Sgt. Pepper is one of the three really memorable LPs in the Beatles’ repertory of some 80 remembered tunes, recorded on 12 discs, near the top, in my recall. Lucy In The Sky With Diamonds – often accused of being the LSD battle hymn, also a haunting melody, comes to mind. I remember a slight street boy singing and dancing to it at the Bethesda Fountain, in the heady summer of 1967, when the Photographers of Washington Square, my irregular weekend affiliation of slide-takers and equipment traders, tired of the guitars, folksongs, rock and roll and crowds of that weekend music paradise, decided to expand to Central Park. It was a less raucous environment, the Bethesda Fountain weekend squatters were bicycle people and pop music fans; there were tennis courts nearby, and the Easter Sunday Sunrise brought in strange religionists, with Ralph Ginsberg reciting mantras.

Lucy, and, A Little Help from My Friends (Do I need anybody? I need somebody to love – the tunes for these phrases just jump out) were singled out as drug culture–evoking tunes in the Pepper opus. It was not a collection of tunes alone, each of the 13 songs told life stories, reminding me of Edwin Arlington Robinson’s Richard Cory and Miniver Cheevy. She’s Leaving Home is a tear-evoking melody (Wednesday morning she silently closes the door…Daddy, our baby’s gone , cries the mother); Lovely Rita is a meter maid; fellow carnival workers give Mr. Kite a benefit; Billy Shears’s (Ringo Star’s) Lonely Hearts Band is just that.

The cover of the record was another proclamation, with over 70 portraits of people, well-known and obscure.

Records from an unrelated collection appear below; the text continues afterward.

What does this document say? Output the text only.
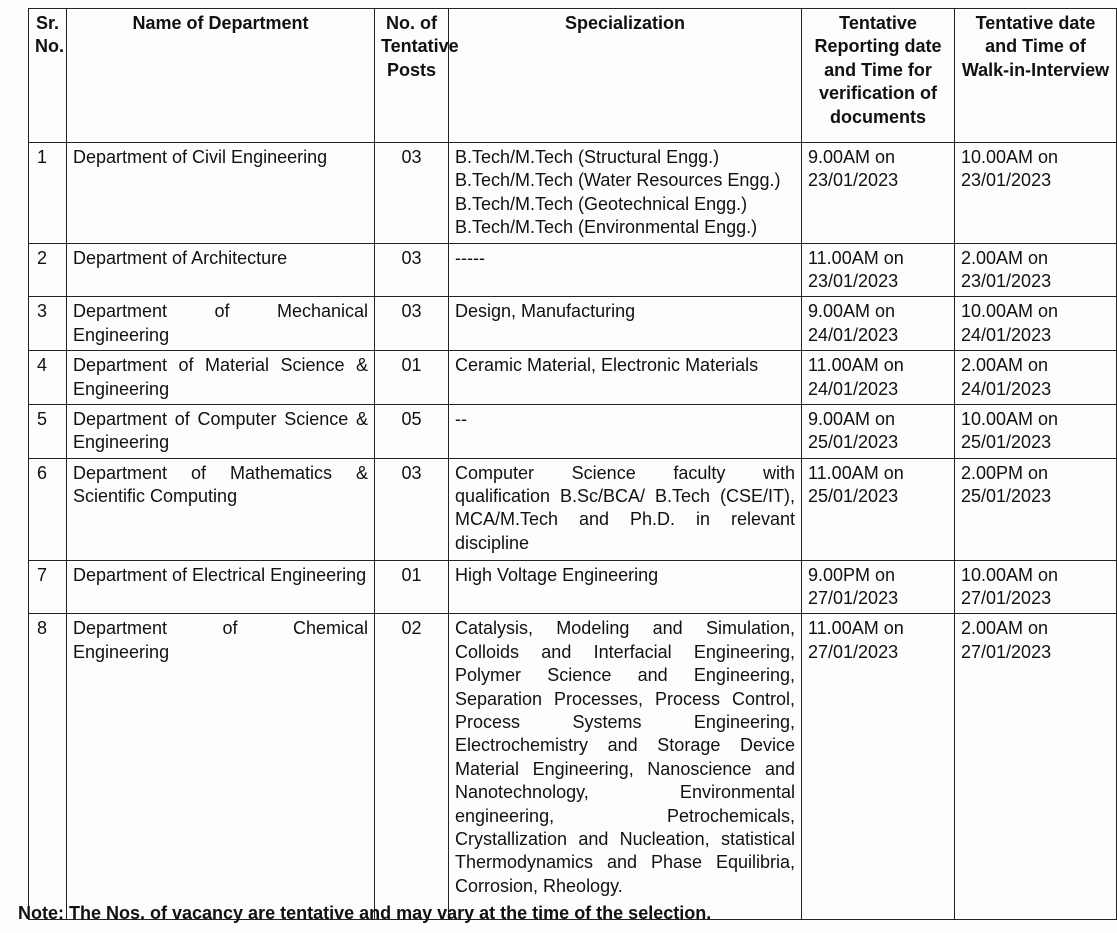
Sr. No.	Name of Department	No. of Tentative Posts	Specialization	Tentative Reporting date and Time for verification of documents	Tentative date and Time of Walk-in-Interview
1	Department of Civil Engineering	03	B.Tech/M.Tech (Structural Engg.)
B.Tech/M.Tech (Water Resources Engg.)
B.Tech/M.Tech (Geotechnical Engg.)
B.Tech/M.Tech (Environmental Engg.)	9.00AM on 23/01/2023	10.00AM on 23/01/2023
2	Department of Architecture	03	-----	11.00AM on 23/01/2023	2.00AM on 23/01/2023
3	Department of Mechanical Engineering	03	Design, Manufacturing	9.00AM on 24/01/2023	10.00AM on 24/01/2023
4	Department of Material Science & Engineering	01	Ceramic Material, Electronic Materials	11.00AM on 24/01/2023	2.00AM on 24/01/2023
5	Department of Computer Science & Engineering	05	--	9.00AM on 25/01/2023	10.00AM on 25/01/2023
6	Department of Mathematics & Scientific Computing	03	Computer Science faculty with qualification B.Sc/BCA/ B.Tech (CSE/IT), MCA/M.Tech and Ph.D. in relevant discipline	11.00AM on 25/01/2023	2.00PM on 25/01/2023
7	Department of Electrical Engineering	01	High Voltage Engineering	9.00PM on 27/01/2023	10.00AM on 27/01/2023
8	Department of Chemical Engineering	02	Catalysis, Modeling and Simulation, Colloids and Interfacial Engineering, Polymer Science and Engineering, Separation Processes, Process Control, Process Systems Engineering, Electrochemistry and Storage Device Material Engineering, Nanoscience and Nanotechnology, Environmental engineering, Petrochemicals, Crystallization and Nucleation, statistical Thermodynamics and Phase Equilibria, Corrosion, Rheology.	11.00AM on 27/01/2023	2.00AM on 27/01/2023
Note: The Nos. of vacancy are tentative and may vary at the time of the selection.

Easily recognizable are Marlene Dietrich, W. C. Fields, Sigmund Freud, Karl Marx, Oscar Wilde, Marlon Brando, Jimmy Dean, Stan Laurel and Oliver Hardy; there were also Bob Dylan, E. A. Poe, Lenny Bruce; the less known KarlHeinz Stockhausen and Aleister Crowley, the British mystic, probably a George Harrison choice, along with various Indian gurus, and a splendid Marilyn Monroe.. The Fab Four appeared three times, as colorfully uniformed and hatted members of the Pepper brass band, next to their suit-and-tie wearing younger images, and, as themselves, in the centerfold. The imagery, still happy, was not indicative of the breakup that was to occur soon, after the accidental death of their manager Brian Epstein in 1969.

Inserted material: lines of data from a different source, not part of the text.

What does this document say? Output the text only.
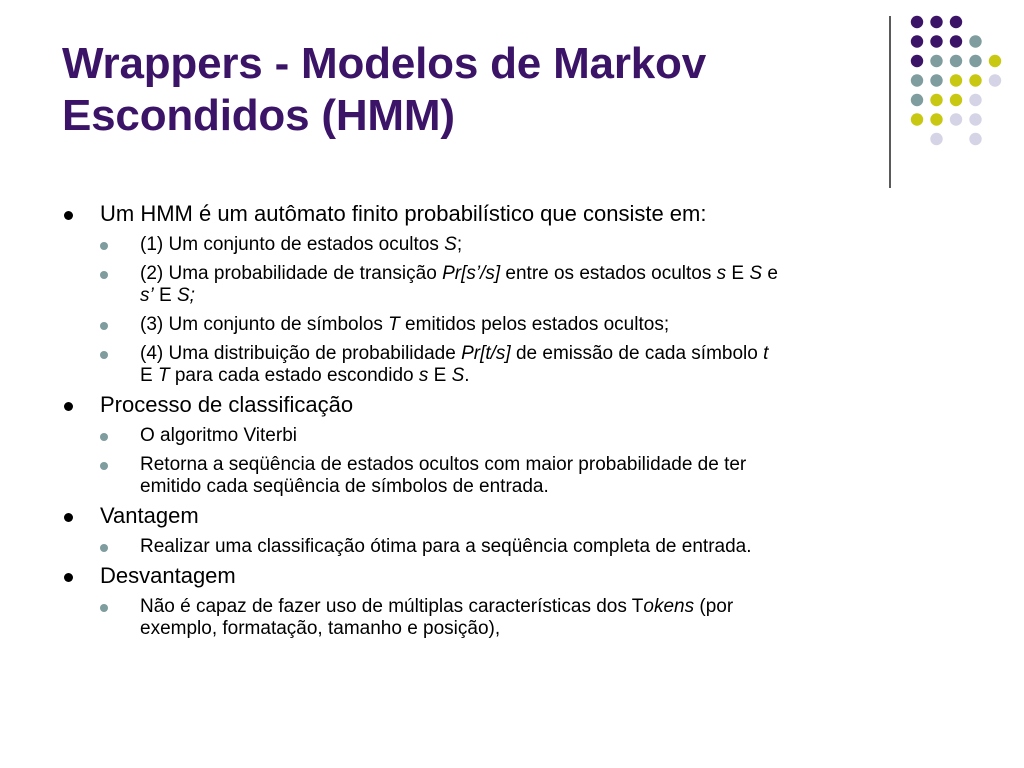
Wrappers - Modelos de Markov
Escondidos (HMM)
Um HMM é um autômato finito probabilístico que consiste em:
(1) Um conjunto de estados ocultos S;
(2) Uma probabilidade de transição Pr[s’/s] entre os estados ocultos s E S e
s’ E S;
(3) Um conjunto de símbolos T emitidos pelos estados ocultos;
(4) Uma distribuição de probabilidade Pr[t/s] de emissão de cada símbolo t
E T para cada estado escondido s E S.
Processo de classificação
O algoritmo Viterbi
Retorna a seqüência de estados ocultos com maior probabilidade de ter
emitido cada seqüência de símbolos de entrada.
Vantagem
Realizar uma classificação ótima para a seqüência completa de entrada.
Desvantagem
Não é capaz de fazer uso de múltiplas características dos Tokens (por
exemplo, formatação, tamanho e posição),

In June 1967 the triumphant Beatles were just 10 years old. John Lennon had assembled a Liverpool grammar-school kids’ group, The Quarrymen, in 1957, Paul McCartney and George Harrison joining soon. The drummers kept changing, until they settled on Pete Best. They found an audience in Hamburg, with the first romantic songs recorded abroad, but neither Decca nor EMI, the music giants in England, wanted to risk any money on them. Finally George Martin, a producer at EMI, gave them a recording (the quirky Best was fired and reliable Ringo Starr took over the drums), radio play and concerts followed and soon the attractive musicians found a huge following of young girls. The music crossed the Atlantic, not too easily; there were skeptics until in 1964 Ed Sullivan gave them a spot on his Sunday TV show. The early British invaders, with their schoolboy suits, quaint accents and inoffensive music with quality tunes drew instant attention. No question, they were outstanding tunesmiths (McCartney, despite not reading music, could orchestrate, with George Martin’s aid) , and good popular poets, particularly Lennon. They utilized unusual instruments and classical groups in such standouts as Eleanor Rigby, Penny Lane and Strawberry Fields Forever, after giving up touring and creating recordings in studio.

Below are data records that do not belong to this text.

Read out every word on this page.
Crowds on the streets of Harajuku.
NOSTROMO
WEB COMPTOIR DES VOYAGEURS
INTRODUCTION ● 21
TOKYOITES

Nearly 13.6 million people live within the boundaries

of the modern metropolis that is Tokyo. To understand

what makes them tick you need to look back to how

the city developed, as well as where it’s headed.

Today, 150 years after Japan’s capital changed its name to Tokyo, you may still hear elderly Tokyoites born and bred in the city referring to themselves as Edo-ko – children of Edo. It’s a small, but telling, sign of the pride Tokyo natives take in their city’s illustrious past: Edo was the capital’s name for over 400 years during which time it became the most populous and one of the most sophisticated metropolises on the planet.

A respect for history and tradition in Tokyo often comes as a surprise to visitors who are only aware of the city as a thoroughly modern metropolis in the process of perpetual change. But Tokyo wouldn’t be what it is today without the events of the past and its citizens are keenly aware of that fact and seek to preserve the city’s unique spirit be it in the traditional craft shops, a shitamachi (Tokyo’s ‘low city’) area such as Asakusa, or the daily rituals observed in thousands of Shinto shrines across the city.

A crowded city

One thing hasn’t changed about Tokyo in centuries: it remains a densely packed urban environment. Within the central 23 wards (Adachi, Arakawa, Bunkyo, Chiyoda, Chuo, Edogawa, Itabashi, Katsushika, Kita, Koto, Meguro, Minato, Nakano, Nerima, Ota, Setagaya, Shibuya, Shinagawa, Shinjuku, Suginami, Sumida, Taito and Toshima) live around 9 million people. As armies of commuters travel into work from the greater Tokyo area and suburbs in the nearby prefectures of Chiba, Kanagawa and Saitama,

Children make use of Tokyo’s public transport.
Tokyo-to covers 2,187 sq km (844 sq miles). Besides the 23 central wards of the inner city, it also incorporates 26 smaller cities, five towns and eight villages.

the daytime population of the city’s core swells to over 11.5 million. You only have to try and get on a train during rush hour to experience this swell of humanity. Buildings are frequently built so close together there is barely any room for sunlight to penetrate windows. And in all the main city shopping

The breakup commenced soon after The Four went to India in 1968, for transcendental meditation with Maharishi Mahesh Yogi. Nevertheless, they continued to create more LPs, including the successful White Record and Abbey Road, often working separately and depending on technology to blend their music. Some factors were Ringo’s feeling of being disrespected, a thieving manager, and Lennon’s infatuation with Yoko Ono, who wanted him out. In 1969 each of them started producing individual recordings, none matching the quality that the group’s synergy had created. Lennon and McCartney, working together, had created some 200 songs, a quality oeuvre that assured the Beatles’ fame forever.